World Accord has long believed in and supported credit initiatives among the "un-bankable" poor in Asia and Central America. Micro Credit loaning systems championed by Mr. Yunus and his Grameen Bank contribute dramatically to global peace and stability. Access to credit can allow people the opportunity to participate in civil society, democratic advancement and stability. If so-called 'first world' leaders, even those who verbally champion democracy, would consider their own national stability and prosperity should the majority of their citizens be denied access to credit and all the opportunity it affords their people, there would be wholesale change in policies governing foreign aid. Official development assistance and the draconian rules and policies currently employed by governments, the G-8 and the World Bank would change radically.

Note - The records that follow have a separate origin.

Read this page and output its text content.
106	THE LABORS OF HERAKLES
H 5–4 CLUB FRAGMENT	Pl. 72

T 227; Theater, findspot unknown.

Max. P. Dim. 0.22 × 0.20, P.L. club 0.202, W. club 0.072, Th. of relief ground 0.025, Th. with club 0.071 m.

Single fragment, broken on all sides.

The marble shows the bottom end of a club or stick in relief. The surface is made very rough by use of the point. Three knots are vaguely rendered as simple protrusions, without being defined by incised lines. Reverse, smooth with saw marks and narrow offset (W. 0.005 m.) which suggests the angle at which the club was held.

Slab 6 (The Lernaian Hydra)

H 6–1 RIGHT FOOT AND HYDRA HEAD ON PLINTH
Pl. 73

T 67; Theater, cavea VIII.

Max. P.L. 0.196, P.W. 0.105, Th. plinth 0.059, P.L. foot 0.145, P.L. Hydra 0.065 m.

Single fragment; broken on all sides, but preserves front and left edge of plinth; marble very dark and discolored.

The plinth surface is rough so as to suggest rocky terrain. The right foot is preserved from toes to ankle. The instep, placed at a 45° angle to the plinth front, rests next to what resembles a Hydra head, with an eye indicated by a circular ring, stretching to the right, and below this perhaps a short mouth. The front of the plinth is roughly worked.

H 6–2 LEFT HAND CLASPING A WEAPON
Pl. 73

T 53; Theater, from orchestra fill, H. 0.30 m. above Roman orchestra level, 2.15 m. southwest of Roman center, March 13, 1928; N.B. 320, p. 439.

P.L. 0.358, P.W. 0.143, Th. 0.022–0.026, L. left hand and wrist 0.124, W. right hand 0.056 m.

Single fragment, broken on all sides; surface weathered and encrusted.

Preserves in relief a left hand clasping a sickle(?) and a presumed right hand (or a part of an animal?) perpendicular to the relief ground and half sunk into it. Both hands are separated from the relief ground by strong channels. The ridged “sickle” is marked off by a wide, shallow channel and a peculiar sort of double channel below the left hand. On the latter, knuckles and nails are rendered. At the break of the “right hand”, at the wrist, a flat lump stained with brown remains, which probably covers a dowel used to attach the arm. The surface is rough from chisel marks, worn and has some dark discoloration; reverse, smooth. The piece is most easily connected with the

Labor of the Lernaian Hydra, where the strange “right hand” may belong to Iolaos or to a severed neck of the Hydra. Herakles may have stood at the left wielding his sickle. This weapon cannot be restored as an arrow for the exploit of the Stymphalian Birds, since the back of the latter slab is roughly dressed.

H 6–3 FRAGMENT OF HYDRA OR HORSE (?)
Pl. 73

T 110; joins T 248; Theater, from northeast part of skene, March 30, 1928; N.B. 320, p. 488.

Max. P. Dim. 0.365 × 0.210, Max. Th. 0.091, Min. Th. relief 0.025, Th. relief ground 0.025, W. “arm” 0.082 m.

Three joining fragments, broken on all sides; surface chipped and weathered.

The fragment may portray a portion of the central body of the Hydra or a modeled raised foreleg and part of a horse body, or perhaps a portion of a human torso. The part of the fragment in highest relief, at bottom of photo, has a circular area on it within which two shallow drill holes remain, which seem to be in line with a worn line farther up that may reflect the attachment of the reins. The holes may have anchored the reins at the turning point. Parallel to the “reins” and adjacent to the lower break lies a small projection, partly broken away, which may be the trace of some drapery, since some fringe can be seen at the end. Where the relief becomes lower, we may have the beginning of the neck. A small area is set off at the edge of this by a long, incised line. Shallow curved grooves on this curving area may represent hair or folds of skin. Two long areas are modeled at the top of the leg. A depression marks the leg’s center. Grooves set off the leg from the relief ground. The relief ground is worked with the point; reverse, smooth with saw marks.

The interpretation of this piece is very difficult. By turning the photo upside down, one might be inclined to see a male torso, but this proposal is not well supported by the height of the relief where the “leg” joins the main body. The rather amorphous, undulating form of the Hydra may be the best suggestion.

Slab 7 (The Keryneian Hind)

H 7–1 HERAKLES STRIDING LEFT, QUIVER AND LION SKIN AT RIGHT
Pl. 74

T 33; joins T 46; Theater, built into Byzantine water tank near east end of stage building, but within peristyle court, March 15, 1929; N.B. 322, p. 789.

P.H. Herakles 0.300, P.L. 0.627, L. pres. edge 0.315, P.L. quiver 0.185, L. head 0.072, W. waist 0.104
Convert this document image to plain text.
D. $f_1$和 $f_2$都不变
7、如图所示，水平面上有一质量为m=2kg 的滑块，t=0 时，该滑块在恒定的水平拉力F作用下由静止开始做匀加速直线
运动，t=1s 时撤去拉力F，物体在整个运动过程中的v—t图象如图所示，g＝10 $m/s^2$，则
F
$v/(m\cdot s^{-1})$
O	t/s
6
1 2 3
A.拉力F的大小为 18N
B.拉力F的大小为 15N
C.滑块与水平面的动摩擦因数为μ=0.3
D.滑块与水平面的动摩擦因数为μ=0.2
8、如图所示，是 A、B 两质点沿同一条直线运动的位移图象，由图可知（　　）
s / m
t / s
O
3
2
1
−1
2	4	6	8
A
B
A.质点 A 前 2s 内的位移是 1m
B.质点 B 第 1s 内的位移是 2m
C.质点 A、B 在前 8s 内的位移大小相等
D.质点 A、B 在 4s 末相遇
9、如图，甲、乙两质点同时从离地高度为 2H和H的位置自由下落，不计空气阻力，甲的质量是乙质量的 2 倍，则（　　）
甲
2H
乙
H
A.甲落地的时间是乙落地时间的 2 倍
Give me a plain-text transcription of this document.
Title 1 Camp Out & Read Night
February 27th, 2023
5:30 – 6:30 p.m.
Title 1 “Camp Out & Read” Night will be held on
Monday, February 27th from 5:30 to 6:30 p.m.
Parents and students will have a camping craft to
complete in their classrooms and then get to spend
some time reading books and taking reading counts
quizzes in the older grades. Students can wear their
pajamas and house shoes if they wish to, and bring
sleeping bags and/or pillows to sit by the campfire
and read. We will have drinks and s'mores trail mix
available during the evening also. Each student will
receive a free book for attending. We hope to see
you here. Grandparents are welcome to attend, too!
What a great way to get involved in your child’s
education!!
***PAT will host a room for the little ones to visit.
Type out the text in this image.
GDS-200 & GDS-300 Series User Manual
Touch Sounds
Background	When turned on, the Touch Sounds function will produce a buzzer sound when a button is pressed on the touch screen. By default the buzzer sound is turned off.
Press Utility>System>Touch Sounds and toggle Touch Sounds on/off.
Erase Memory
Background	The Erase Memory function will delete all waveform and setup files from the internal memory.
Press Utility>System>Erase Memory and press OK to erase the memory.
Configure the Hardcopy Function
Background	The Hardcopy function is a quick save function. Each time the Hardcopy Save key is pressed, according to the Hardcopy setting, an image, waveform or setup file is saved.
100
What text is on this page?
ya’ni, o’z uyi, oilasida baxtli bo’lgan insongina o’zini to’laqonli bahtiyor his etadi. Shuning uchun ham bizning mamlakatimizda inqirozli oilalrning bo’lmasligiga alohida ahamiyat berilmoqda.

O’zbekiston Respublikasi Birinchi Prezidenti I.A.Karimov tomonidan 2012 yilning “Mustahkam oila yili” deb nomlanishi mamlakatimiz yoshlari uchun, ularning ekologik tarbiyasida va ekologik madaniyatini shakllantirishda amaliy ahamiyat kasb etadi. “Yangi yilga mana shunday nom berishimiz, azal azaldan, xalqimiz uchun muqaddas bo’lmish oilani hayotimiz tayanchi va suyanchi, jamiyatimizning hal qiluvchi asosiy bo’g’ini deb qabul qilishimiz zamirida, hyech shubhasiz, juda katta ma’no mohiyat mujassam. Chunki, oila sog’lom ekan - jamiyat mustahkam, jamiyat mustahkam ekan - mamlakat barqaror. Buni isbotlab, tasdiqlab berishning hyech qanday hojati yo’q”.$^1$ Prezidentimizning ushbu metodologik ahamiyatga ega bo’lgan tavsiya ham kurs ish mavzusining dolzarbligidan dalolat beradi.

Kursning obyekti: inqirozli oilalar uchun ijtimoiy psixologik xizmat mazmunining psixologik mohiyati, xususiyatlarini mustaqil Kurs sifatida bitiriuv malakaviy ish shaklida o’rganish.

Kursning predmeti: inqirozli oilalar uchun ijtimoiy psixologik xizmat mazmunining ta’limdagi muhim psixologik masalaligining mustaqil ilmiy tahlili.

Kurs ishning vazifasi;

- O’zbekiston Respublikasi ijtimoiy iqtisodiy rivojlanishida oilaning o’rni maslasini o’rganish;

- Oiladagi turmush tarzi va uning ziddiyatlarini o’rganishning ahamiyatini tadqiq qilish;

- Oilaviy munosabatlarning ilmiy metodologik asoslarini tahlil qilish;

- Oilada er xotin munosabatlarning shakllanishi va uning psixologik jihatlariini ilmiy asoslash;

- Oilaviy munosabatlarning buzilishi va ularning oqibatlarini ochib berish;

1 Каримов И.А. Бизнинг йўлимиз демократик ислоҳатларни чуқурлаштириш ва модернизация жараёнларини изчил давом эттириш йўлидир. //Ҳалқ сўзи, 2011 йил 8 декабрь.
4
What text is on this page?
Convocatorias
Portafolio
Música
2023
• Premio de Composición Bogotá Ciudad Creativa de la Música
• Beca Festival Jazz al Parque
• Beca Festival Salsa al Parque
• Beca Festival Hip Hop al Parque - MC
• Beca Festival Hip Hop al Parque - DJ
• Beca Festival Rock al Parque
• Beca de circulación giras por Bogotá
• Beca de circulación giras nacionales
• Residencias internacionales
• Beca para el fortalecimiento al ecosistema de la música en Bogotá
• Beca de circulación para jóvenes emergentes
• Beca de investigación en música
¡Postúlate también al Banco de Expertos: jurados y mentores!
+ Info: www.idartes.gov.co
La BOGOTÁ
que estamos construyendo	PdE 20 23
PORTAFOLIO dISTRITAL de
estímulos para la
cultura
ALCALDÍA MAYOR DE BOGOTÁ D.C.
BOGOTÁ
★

World Accord agrees with Ole Danbolt Mjoes, of the Norwegian Nobel Committee who said, "Today there are few things peace researchers and other scholars are readier to agree on than precisely that democracy and human rights advance peace".
In the community of nations making up the "Peaceful World", Mr. Muhammad Yunus should not stand out as "alone" among his banking peers, but he does. Indeed, Bangladesh is a world leader with citizens like Mr. Muhammad Yunus and Mr. Fazle Hasan Abed, founder of BRAC, an agency that works shoulder-to-shoulder with Grameen Bank to equip those born into poverty to participate as equals with those born into wealth.
Thank you Mr. Yunus for your vision and willingness to take action. Thank you to the Nobel Committee for your insight and leadership. You make the world a better place.